Why easing of FDI caps by Narendra Modi govt is largely cosmetic, changes little on the ground

New Delhi: There have been loud cheers for liberalisation in foreign direct investment (FDI) norms by the government but the cheerleaders have perhaps failed to see that these changes are largely cosmetic and at best, enabling. Of course, any easing of FDI norms is welcome and it cannot be denied that under the Modi government, FDI inflows have jumped substantially.

But having said that, the changes announced on Wednesday alter little on the ground. The government has announced up to 49 percent FDI in Air India and also opened up single brand retail to 100 percent FDI through the automatic route.

In Air India’s case, this move just brings the airline on par with the FDI cap for all other private airlines where up to 49 percent equity investment by foreign airlines was already permitted. As for single brand retail, the 100 percent FDI permission has merely been put on the automatic route – it was already allowed but through specific government approval on a case to case basis after the 49 percent cap. The bigger bugbear of foreign retailers – mandatory local sourcing norms – has merely been somewhat diluted, it remains a roadblock. And FDI caps on multi brand retail stay in place.

The Opposition is already roasting the Modi government for its alleged ‘U turn’ on FDI easing in retail trade, saying the Prime Minister Narendra Modi had opposed the same vociferously when the UPA was in power.
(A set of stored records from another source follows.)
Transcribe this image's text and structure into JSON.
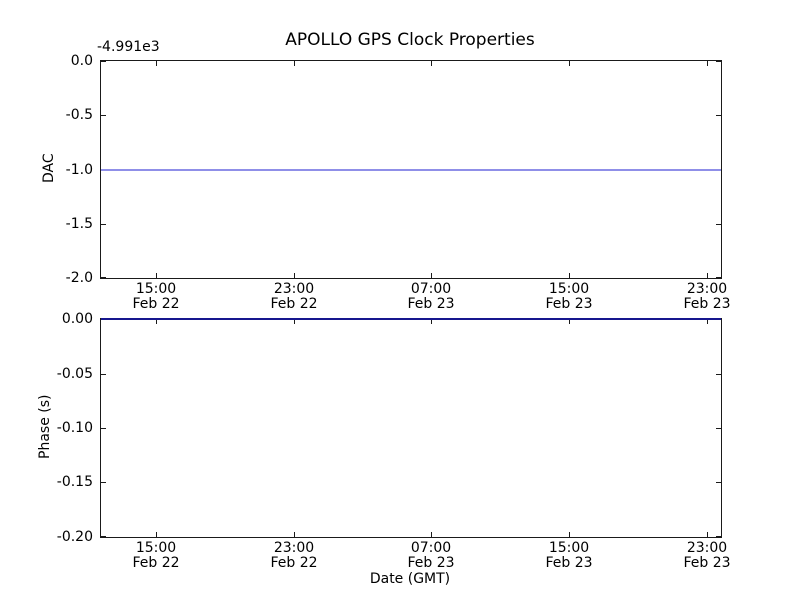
{
  "figure": {
    "background_color": "#ffffff",
    "spine_color": "#1a1a1a"
  },
  "chart_data": [
    {
      "type": "line",
      "title": "APOLLO GPS Clock Properties",
      "ylabel": "DAC",
      "y_axis_offset_text": "-4.991e3",
      "ylim": [
        -2.0,
        0.0
      ],
      "yticks": [
        0.0,
        -0.5,
        -1.0,
        -1.5,
        -2.0
      ],
      "ytick_labels": [
        "0.0",
        "-0.5",
        "-1.0",
        "-1.5",
        "-2.0"
      ],
      "xticks": [
        {
          "time": "15:00",
          "date": "Feb 22",
          "frac": 0.089
        },
        {
          "time": "23:00",
          "date": "Feb 22",
          "frac": 0.311
        },
        {
          "time": "07:00",
          "date": "Feb 23",
          "frac": 0.532
        },
        {
          "time": "15:00",
          "date": "Feb 23",
          "frac": 0.755
        },
        {
          "time": "23:00",
          "date": "Feb 23",
          "frac": 0.977
        }
      ],
      "series": [
        {
          "name": "DAC",
          "shape": "hline",
          "value": -1.0,
          "color": "#8f8fe8"
        }
      ],
      "grid": false,
      "legend": null
    },
    {
      "type": "line",
      "title": "",
      "ylabel": "Phase (s)",
      "xlabel": "Date (GMT)",
      "ylim": [
        -0.2,
        0.0
      ],
      "yticks": [
        0.0,
        -0.05,
        -0.1,
        -0.15,
        -0.2
      ],
      "ytick_labels": [
        "0.00",
        "-0.05",
        "-0.10",
        "-0.15",
        "-0.20"
      ],
      "xticks": [
        {
          "time": "15:00",
          "date": "Feb 22",
          "frac": 0.089
        },
        {
          "time": "23:00",
          "date": "Feb 22",
          "frac": 0.311
        },
        {
          "time": "07:00",
          "date": "Feb 23",
          "frac": 0.532
        },
        {
          "time": "15:00",
          "date": "Feb 23",
          "frac": 0.755
        },
        {
          "time": "23:00",
          "date": "Feb 23",
          "frac": 0.977
        }
      ],
      "series": [
        {
          "name": "Phase",
          "shape": "hline",
          "value": 0.0,
          "color": "#16168e"
        }
      ],
      "grid": false,
      "legend": null
    }
  ]
}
This, when multi-brand retail trade and FDI limits in it have not even been touched. So is the cosmetic tweaking of FDI limits in high-profile sectors of aviation and retail trade a mere flash before the PM and his large entourage head to Davos for the World Economic Forum (WEF) meeting?

U.S. dollars. Reuters.

U.S. dollars. Reuters.

Let us look at Air India’s case first. By allowing foreign airlines to also participate in the disinvestment process, the government has merely lifted a small irritant – this single decision will likely not propel the disinvestment process forward at greater speed or with better efficiency. In the first place, keeping Air India out of the FDI ambit was a bit foolish – why have a policy for just one section of the industry and keep select companies (even if government owned) out of its ambit?

Besides, there is an indication that easing FDI limits now signals the government’s resolve to go ahead with the proposed disinvestment amid a lukewarm response from potential Indian bidders. Remember, Air India’s parent – the Tatas – may not have placed a bid at all if partner Singapore Airlines wasn’t allowed in. With the latest move, the Tata-Singapore Airlines combine, Jet Airways (which has a 24 percent partner in Etihad Airways and is looking for more foreign airline equity) and well-funded foreign airlines become potential bidders.

Till now, only IndiGo had evinced interest in the disinvestment process of Air India among airlines (others have been merely hinting at their interest without any formal proposal) and this too was restricted to international operations of Air India. All other potential bidders seem more interested in ground handling or other select businesses of Air India – not the airline operation.

But as we said earlier, allowing foreign airlines to partner Indian entities in bidding for Air India is just one step in easing the disinvestment process. The deal maker would be clarity on several other critical issues – how much debt is the government willing to take off Air India’s books, how much equity it is willing to offload and whether it wants to retain control in any fashion even after disinvestment. While global aviation consultancy CAPA has said that lifting the cap on foreign airline participation in the Air India disinvestment process will likely bring 4-6 potential bidders for the stake sale, it is final contours of the sale which will determine buyer interest.

On single brand retail, again the government has merely saved the foreign retailers mountains of paperwork they have had to do till now to get in, in case they wanted to set up shop with full control in India. Till now, 49 percent FDI was allowed under the automatic route in single brand retail but for anything beyond, government approval was needed. The local sourcing norms have been eased, but remain. Now, an single brand retail entity can set off its incremental sourcing of goods from India for global operations during initial 5 years, beginning 1st April of the year of the opening of first store against the mandatory sourcing requirement of 30 percent of purchases from India.

“For this purpose, incremental sourcing will mean the increase in terms of value of such global sourcing from India for that single brand (in rupee terms) in a particular financial year over the preceding financial year, by the non-resident entities undertaking single brand retail trading entity, either directly or through their group companies. After completion of this 5 year period, the single brand retail entity shall be required to meet the 30 percent sourcing norms directly towards its India’s operation, on an annual basis,” said an official statement.

Does putting 100 percent FDI on automatic route in single brand retail open up floodgates for global retailers desperate to come to the Indian market?

This piece in Business Standard says Apple may still not be enthused to set up branded stores in India though retailers like Ikea and H&M will benefit from easier sourcing norms. It also says that more than 200 fashion and apparel brands are lined up to enter India, including international labels such as Avva, Colin’s, Damat, Tudba Deri and Dufy. Local traders are, obviously, opposed to the easing of norms with the Confederation of Indian Traders ( CAIT) pointing out “love of this government” towards multinational companies and speaking of large scale job losses as a result of the FDI norms’ easing.